William Le Baron Jenney, First Leiter Building, Chicago, 1879. The two upper floors were added in 1888. (Zukowsky, Metropolis)

As was the case in the design of the Portland Block and the First Leiter Building, Jenney’s primary concern in the design of the building’s elevations was to maximize daylighting of the interior.  He chose the pier-and-spandrel language of the Leiter Building for seven of the ten floors, retaining the use of the arch to emphasize the termination of the base layer in the second floor and the termination of the building in the tenth floor.  As he had done in the Portland Block and the First Leiter Building, he also layered the elevation with his characteristic contrasting light stone banding at every floor level.  The horizontal accent of the building allowed the design to gracefully accept the anticipated addition of extra floors at a later date.

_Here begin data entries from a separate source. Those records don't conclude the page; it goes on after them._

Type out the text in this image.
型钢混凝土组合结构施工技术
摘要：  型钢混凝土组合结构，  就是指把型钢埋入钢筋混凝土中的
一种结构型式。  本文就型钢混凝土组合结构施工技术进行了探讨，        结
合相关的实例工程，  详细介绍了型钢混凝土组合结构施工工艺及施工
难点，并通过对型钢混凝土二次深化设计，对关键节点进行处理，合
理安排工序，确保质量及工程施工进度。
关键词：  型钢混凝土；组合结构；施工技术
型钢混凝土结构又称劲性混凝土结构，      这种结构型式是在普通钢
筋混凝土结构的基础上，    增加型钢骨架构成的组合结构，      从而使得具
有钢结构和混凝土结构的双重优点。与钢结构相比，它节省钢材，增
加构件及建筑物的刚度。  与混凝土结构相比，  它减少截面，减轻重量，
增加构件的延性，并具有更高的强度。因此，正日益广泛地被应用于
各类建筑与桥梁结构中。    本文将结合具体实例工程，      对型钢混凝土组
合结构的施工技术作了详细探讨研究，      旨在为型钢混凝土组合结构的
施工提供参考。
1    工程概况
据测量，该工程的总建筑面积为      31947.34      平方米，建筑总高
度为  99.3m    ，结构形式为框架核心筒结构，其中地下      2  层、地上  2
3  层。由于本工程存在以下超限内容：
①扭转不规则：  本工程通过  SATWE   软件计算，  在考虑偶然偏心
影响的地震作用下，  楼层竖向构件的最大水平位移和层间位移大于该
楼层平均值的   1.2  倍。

Burnham & Root, Insurance Exchange, Chicago, 1884. Southwest corner of La Salle and Adams. (Hoffmann, Root)

The obvious lack of clarity in his design of its elevations is straightforwardly explained as this was his first attempt at designing the elevation of a tall building.  He began where most Chicago architects had started (Cobb & Frost being the exception) with a stone base.  Quite correctly, he improved upon Root’s adjacent Insurance Exchange by making the stone base two stories tall that gracefully accepted the triumphal-arched entry.  He also took Root’s balcony located over the entrance at the fourth floor but did it one better: he made a second balcony overlooking the triumphal arch, and just for good measure, inserted a third, albeit subordinate balcony in between these, creating a threesome of balconies.  

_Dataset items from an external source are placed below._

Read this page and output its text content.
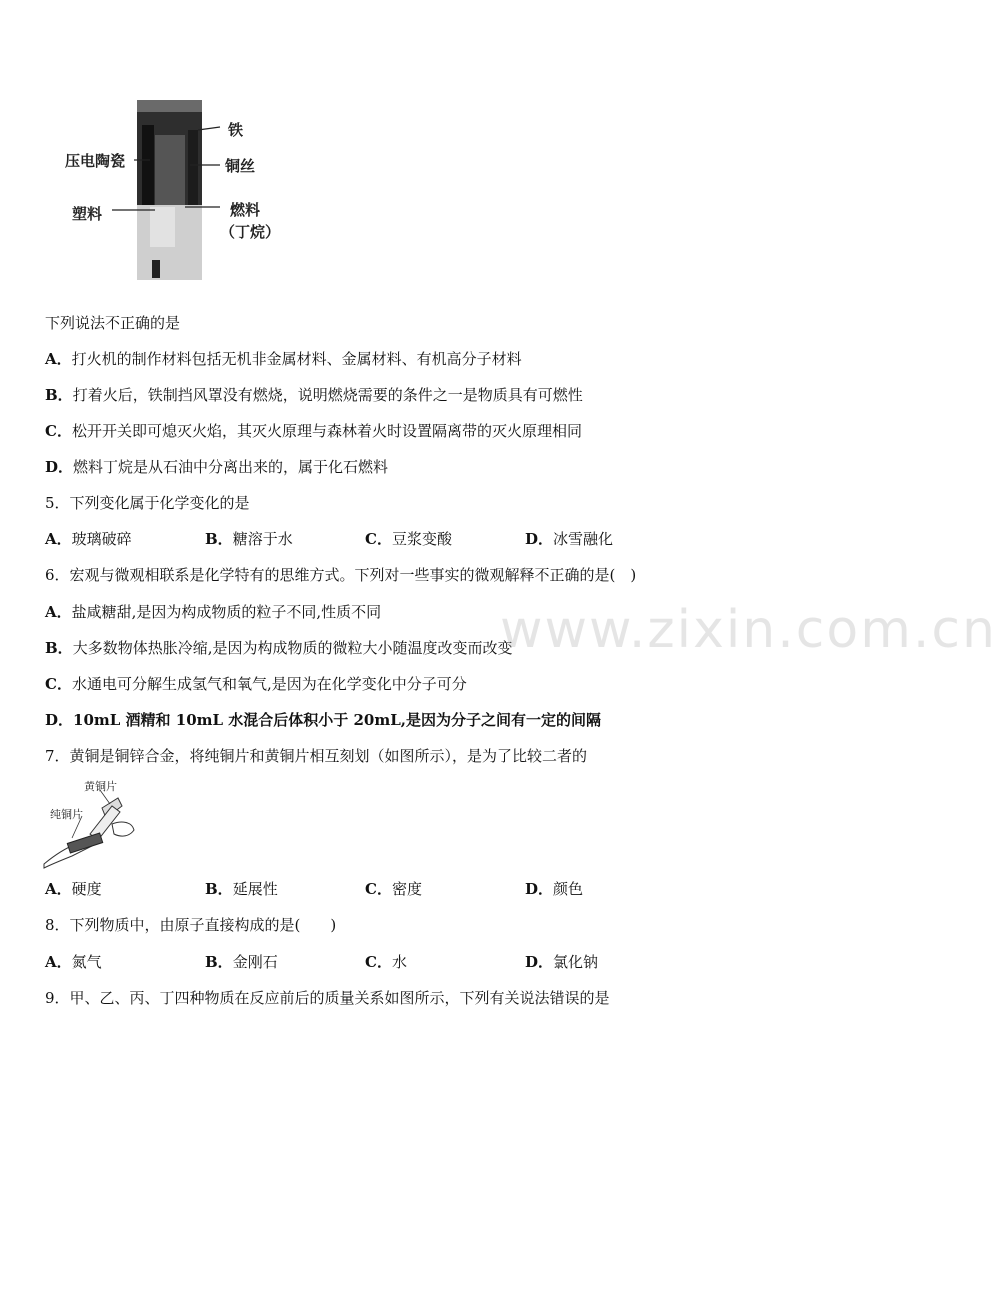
铁
压电陶瓷	铜丝
塑料	燃料
（丁烷）
下列说法不正确的是
A．打火机的制作材料包括无机非金属材料、金属材料、有机高分子材料
B．打着火后，铁制挡风罩没有燃烧，说明燃烧需要的条件之一是物质具有可燃性
C．松开开关即可熄灭火焰，其灭火原理与森林着火时设置隔离带的灭火原理相同
D．燃料丁烷是从石油中分离出来的，属于化石燃料
5．下列变化属于化学变化的是
A．玻璃破碎	B．糖溶于水	C．豆浆变酸	D．冰雪融化
6．宏观与微观相联系是化学特有的思维方式。下列对一些事实的微观解释不正确的是(　)
A．盐咸糖甜,是因为构成物质的粒子不同,性质不同
B．大多数物体热胀冷缩,是因为构成物质的微粒大小随温度改变而改变
C．水通电可分解生成氢气和氧气,是因为在化学变化中分子可分
D．10mL 酒精和 10mL 水混合后体积小于 20mL,是因为分子之间有一定的间隔
7．黄铜是铜锌合金，将纯铜片和黄铜片相互刻划（如图所示），是为了比较二者的
黄铜片
纯铜片
A．硬度	B．延展性	C．密度	D．颜色
8．下列物质中，由原子直接构成的是(　　)
A．氮气	B．金刚石	C．水	D．氯化钠
9．甲、乙、丙、丁四种物质在反应前后的质量关系如图所示，下列有关说法错误的是
www.zixin.com.cn
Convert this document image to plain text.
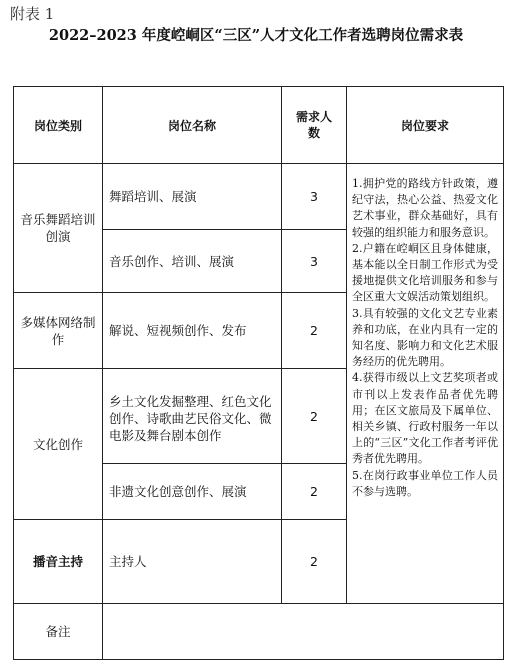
附表 1
2022–2023 年度崆峒区“三区”人才文化工作者选聘岗位需求表
岗位类别	岗位名称	需求人数	岗位要求
音乐舞蹈培训创演	舞蹈培训、展演	3	1.拥护党的路线方针政策，遵纪守法，热心公益、热爱文化艺术事业，群众基础好，具有较强的组织能力和服务意识。
2.户籍在崆峒区且身体健康，基本能以全日制工作形式为受援地提供文化培训服务和参与全区重大文娱活动策划组织。
3.具有较强的文化文艺专业素养和功底，在业内具有一定的知名度、影响力和文化艺术服务经历的优先聘用。
4.获得市级以上文艺奖项者或市刊以上发表作品者优先聘用；在区文旅局及下属单位、相关乡镇、行政村服务一年以上的“三区”文化工作者考评优秀者优先聘用。
5.在岗行政事业单位工作人员不参与选聘。

	音乐创作、培训、展演	3	
多媒体网络制作	解说、短视频创作、发布	2	
文化创作	乡土文化发掘整理、红色文化创作、诗歌曲艺民俗文化、微电影及舞台剧本创作	2	
	非遗文化创意创作、展演	2	
播音主持	主持人	2	
备注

Where Jenney got into trouble was in the eight-storied brick body in which instead of treating each floor alike as he had done with the First Leiter, Jenney followed the current fashion of grouping floors together into larger layers with colossal pilasters.  Jenney followed Root’s Insurance Exchange and Boyington’s Royal Insurance Building by placing pilasters at the corners and at the location of the entrance on both street fronts.  He used the pilasters to create a sequence of base:2:3:2:1 that was very similar to Post’s Mills Building in New York.

Jenney’s detailing of double windows also echoed the Mills Building as well as the Royal Insurance Building.  The top floor again revealed the influence of the Royal Insurance’s Quincy facade in the semicircular arched windows that Jenney had originally rendered to have been sculpted panels as Boyington had detailed.

Jenney’s larger horizontally-grouped layers were reinforced with continuous stone cornices.  This, in and of itself would have been fine, except for those incessant horizontal bands of light stone at each floor.  The resulting composition of the multi-storied layers was simply unresolved, for the continuous vertical piers not only clashed with, but were visually overshadowed by the highly-contrasting stone horizontal bands.  The most awkward of all the detailing in the building, however, occurred in the pilasters in the middle, three-story layer, where Jenney naively allowed the subordinate stone banding to harshly continue through the would-be dominant brick pilasters at floors 6 and 7, creating a pair of unbroken horizontal lines around the building that resulted in a cacophony of architectural forces.